2018'in sonunda nüfusun alkol tüketimi biraz azaldı, ancak ülke hâlâ dünyada en çok alkol içen ilk beş ülke arasında yer alıyor. Ortalama bir Rus yılda 13,9 litre içki içiyor. alkol. Kadınlar bunun yarısı kadar tüketiyor – 6,8 litre. Ulusal içecek votkadır. İÇİNDE Rusya votka ve bira daha çok tercih ediliyor; tamamen Rusların “beyaz” seçme alışkanlığı Moldova, Belarus, Kazakistan vb. gibi diğer Sovyet sonrası devletlere yayıldı. alkol almak, aşırı sarhoşluk durumuna olabildiğince çabuk ulaşmak için. Rusya'nın en çok içki içen ülkeler sıralamasında yer alması büyük ölçüde alkolün Avrupa'ya kıyasla nispeten düşük maliyeti (yarım litre başına 4 dolar) ve düşük yaşam standardından kaynaklanıyor. Son zamanlarda şarabı diğer alkollü içeceklere tercih eden Rusların sayısı arttı.

3.Moldova

Ülkede güçlü alkollü içeceklerin tüketimi hakimdir; bunların payı %64,5'tir ve bu dünyadaki en yüksek oranlardan biridir. Örneğin Rusya'da güçlü alkolün payı %51'dir. Moldova'da ortalama alkol tüketimi 15,9 litredir.

2. Beyaz Rusya

Belarus- 2016-2017'de dünyanın en çok içki içen ülkesi. 2018 yılında “liderliğini” Litvanya’ya kaptırdı. Burada her sakin ortalama 16,4 litre içiyor. yıllık alkol. Gösterge 2016-2017 verilerine göre 1 litre azaldı. Üstelik insanların %47'si güçlü içecekleri, yalnızca %17'si birayı, %32'si diğer alkolleri ve %4'ü çok az şarabı tercih ediyor. Kadınlar da ortalama 7 litre içmeyi severler. yıl içinde. Bu rakamlar resmidir, ancak muhafazakar Belarus'ta kaçak içki yapımına ilişkin veriler elde edilemediğinden gerçek rakamların muhtemelen çok daha yüksek olduğu tahmin edilmektedir.

1.Litvanya

Litvanya 2018'de en çok içki içen ülke seçildi. 2018 yılı sonunda Litvanya'da alkol tüketimi kişi başına 18,2 litre olarak gerçekleşti.
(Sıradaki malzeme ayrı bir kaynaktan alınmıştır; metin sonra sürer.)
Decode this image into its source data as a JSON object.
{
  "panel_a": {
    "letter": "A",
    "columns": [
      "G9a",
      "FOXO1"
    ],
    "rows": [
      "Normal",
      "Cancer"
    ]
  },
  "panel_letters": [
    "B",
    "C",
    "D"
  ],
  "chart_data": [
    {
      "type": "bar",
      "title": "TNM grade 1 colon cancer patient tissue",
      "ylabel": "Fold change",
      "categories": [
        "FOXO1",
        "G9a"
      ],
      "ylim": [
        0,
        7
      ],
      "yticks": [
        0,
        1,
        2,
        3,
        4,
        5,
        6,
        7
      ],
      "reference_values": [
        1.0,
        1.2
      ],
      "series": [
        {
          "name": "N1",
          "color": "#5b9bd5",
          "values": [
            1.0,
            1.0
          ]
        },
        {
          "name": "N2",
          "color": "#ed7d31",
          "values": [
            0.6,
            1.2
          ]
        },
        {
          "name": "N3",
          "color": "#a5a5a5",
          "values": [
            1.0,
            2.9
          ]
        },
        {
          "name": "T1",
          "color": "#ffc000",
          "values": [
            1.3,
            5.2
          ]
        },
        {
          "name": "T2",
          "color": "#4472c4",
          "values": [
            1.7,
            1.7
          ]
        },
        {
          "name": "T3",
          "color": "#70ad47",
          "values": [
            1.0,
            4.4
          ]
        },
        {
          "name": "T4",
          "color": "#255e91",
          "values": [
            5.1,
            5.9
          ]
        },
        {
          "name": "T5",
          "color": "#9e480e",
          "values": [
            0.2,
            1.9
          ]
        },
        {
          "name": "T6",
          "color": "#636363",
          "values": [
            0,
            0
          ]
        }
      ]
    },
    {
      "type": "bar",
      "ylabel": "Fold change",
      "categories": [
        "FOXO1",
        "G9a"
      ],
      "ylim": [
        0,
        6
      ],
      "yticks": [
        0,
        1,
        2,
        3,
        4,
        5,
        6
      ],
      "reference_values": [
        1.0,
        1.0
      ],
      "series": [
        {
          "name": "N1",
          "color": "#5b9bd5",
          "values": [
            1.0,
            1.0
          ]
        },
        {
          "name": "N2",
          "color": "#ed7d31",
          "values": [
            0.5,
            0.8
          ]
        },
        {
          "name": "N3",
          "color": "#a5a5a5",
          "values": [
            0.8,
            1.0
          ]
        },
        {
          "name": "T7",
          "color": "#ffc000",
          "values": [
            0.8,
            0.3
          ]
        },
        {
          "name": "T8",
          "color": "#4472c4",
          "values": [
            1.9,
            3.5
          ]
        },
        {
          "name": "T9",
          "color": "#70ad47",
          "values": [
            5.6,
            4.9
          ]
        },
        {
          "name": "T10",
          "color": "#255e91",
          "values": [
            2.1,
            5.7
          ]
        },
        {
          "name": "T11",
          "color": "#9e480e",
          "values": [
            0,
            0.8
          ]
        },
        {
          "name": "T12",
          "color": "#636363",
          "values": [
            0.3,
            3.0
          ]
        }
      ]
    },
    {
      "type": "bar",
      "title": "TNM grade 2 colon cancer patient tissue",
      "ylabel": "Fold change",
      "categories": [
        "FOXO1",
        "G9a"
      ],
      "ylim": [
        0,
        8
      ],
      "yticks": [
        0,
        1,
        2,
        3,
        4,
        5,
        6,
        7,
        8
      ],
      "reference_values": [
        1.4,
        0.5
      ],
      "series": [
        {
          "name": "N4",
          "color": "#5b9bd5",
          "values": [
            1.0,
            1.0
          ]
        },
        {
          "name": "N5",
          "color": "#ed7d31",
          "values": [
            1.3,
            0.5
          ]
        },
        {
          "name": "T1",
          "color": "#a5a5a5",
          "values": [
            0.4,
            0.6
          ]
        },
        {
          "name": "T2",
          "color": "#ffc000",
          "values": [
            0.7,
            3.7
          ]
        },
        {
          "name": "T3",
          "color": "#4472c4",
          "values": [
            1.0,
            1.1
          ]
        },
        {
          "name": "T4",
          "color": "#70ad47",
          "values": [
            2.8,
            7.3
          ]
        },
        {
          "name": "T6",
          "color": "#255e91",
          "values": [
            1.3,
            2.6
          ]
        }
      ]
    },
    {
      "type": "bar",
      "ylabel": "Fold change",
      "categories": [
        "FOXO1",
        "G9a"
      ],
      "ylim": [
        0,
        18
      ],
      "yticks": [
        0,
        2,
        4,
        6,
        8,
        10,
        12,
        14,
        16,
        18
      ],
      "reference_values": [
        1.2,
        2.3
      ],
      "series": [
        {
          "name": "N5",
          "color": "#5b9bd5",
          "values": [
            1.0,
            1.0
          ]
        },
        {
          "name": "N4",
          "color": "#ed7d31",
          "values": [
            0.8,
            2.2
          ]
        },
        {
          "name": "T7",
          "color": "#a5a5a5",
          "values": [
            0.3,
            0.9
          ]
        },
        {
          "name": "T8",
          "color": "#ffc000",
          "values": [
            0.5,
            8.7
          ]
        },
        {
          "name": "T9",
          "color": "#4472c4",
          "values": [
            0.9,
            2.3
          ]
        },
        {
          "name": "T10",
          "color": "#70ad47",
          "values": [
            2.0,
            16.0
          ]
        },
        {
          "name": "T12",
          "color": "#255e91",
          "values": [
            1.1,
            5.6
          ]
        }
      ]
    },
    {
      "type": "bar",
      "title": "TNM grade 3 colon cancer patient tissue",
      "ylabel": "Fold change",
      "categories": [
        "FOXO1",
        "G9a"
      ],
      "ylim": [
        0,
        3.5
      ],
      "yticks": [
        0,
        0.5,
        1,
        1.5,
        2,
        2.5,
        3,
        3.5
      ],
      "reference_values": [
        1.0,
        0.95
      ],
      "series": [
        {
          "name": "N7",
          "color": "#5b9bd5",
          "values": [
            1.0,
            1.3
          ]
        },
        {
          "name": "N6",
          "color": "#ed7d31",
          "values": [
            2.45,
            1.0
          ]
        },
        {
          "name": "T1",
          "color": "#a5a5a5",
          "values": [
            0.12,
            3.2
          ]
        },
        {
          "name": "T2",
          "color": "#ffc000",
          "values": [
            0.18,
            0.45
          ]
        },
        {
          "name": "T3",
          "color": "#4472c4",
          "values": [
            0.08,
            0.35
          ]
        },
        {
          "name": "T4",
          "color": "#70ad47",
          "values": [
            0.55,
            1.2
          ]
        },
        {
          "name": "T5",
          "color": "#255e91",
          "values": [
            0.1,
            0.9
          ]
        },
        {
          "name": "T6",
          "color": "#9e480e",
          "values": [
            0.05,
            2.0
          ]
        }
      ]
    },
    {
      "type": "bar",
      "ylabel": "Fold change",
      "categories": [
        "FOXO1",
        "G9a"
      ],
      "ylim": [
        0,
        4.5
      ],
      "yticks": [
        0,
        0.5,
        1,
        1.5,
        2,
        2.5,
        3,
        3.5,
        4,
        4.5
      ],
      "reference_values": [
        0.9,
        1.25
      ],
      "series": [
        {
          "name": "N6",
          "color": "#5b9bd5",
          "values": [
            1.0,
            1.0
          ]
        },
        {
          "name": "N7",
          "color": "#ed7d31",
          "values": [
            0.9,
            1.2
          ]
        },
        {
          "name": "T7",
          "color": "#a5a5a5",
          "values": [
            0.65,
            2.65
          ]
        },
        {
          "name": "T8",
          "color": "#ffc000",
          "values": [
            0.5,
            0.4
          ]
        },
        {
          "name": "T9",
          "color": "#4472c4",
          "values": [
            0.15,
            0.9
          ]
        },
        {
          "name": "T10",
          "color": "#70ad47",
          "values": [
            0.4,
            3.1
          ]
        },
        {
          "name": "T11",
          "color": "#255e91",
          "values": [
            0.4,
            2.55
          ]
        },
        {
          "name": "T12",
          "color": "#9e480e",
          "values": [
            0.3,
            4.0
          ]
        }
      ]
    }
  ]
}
Alkolün maliyetinin payı %4,2'dir. Bu parametreye göre ülke ilk üç “lider” arasında yer alıyor

Ülkede sırasıyla yüzde 46,5 ve yüzde 34,1 ile bira ve sert alkol tüketiliyor. Alkol tüketiminde önemli bir artış göz önüne alındığında, ülkedeki yetkililer alkollü içecek satışını azaltmaya yönelik önlemler alıyor. Alkol üzerindeki tüketim vergileri keskin bir şekilde artırıldı ve satışlara geçici kısıtlamalar getirildi.

Tablo, en yüksek seviyelere sahip 10 ülkede kişi başına alkol tüketimini göstermektedir.